Türklerin Kürtlere saldırdığı yalanı
- Her şeyin bir hazırlığı var bugün gördüğüm iki tane hazırlık yapılıyor. Sosyal medya üzerinden ABD basını İsrail basını ve Avrupa basını üzerinden 2 önemli mesaj üzerinden gidiyorlar. Bunlardan bir tanesi Türklerin Kürtlere saldırdığı gibi büyük bir yalan, ikincisi de Türkiye’deki Suriyeliler ile ilgili durum.
"Suriyeli misafirler konusu o kadar gündemin ötesinde"
Bu iki durum maalesef ve maalesef önümüzdeki dönemin en büyük handikapları şimdi diğerini absorbe edebiliriz. Çünkü Türkiye bugüne kadar böyle bir katliam yapmadı, ama saldırı sırasında geçmişte olduğu gibi bir askeri hedef içine sivilleri doldurabilirler. Daha önce de bu tür tiyatrolar oynandı, bunu Afrin’de yapmaya çalıştılar, Anadolu Ajansı bunu hastanenin vurulmadığını anında refleks göstererek bu oyunu bozmuştu. Ama onlar da ders çıkartıyorlar, onlar da tuzaklarını daha da büyüterek gidiyorlar.
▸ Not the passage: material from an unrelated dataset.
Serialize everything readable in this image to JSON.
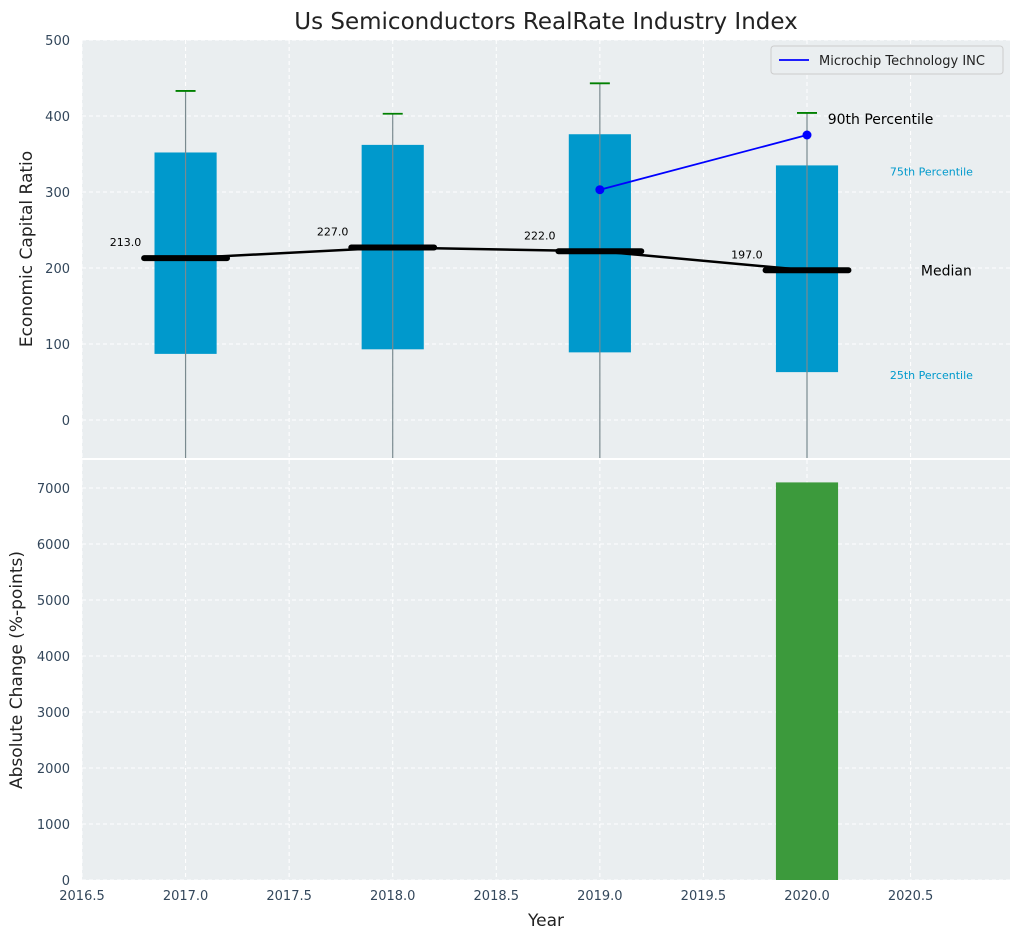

İkincisi Türkiye’deki Suriyeli sığınmacılar, Suriyeli misafirler konusu o kadar gündemin ötesindeki, gündemin üzerine doğru çıkartılmaya çalışıldı… Özellikle bazı ilerimizde Suriye’den gelen sığınmacıların sayısı belli rakamların üzerinde. İstanbul’da ciddi bir Suriyeli misafir nüfusu var.
"Tuzak şunun üzerine kuruluyor"
Bu son dönemde yaşanan sürecin içerisinde. Türkiye, Suriyelilerin Türkiye’deki eğitim projelerine devam ediyor. İçişleri Bakanı Süleyman Soylu bu konuyla alakalı çok güzel açıklama yaptı. Ben tebrik ediyorum zamanlaması da çok önemliydi. Türkiye’ye katkıları var mı yok mu tartışmaları açıldığı dönemde önemli veriler açıkladı.
Tuzak şunun üzerine kuruluyor. Türkiye'ye gelen sığınmacıların tamamını yakını normal sığınmacı görüntüsü içinde olmayabilir. Çünkü beyan üzerine Türkiye’ye girdiler. Bu şahıslar yani insanlar evlerinden kaçtıklarında pasaportları nüfus cüzdanları falan yoktu. Çoğu sınır kapılarına geldiklerinde çocuklar ayakları çıplak olarak gelmişlerdi.
Son dönemde ısrarla hiç olmayan olaylar bu şahısların üzerine yıkılarak toplumda bir dolduruş amaçlanıyor."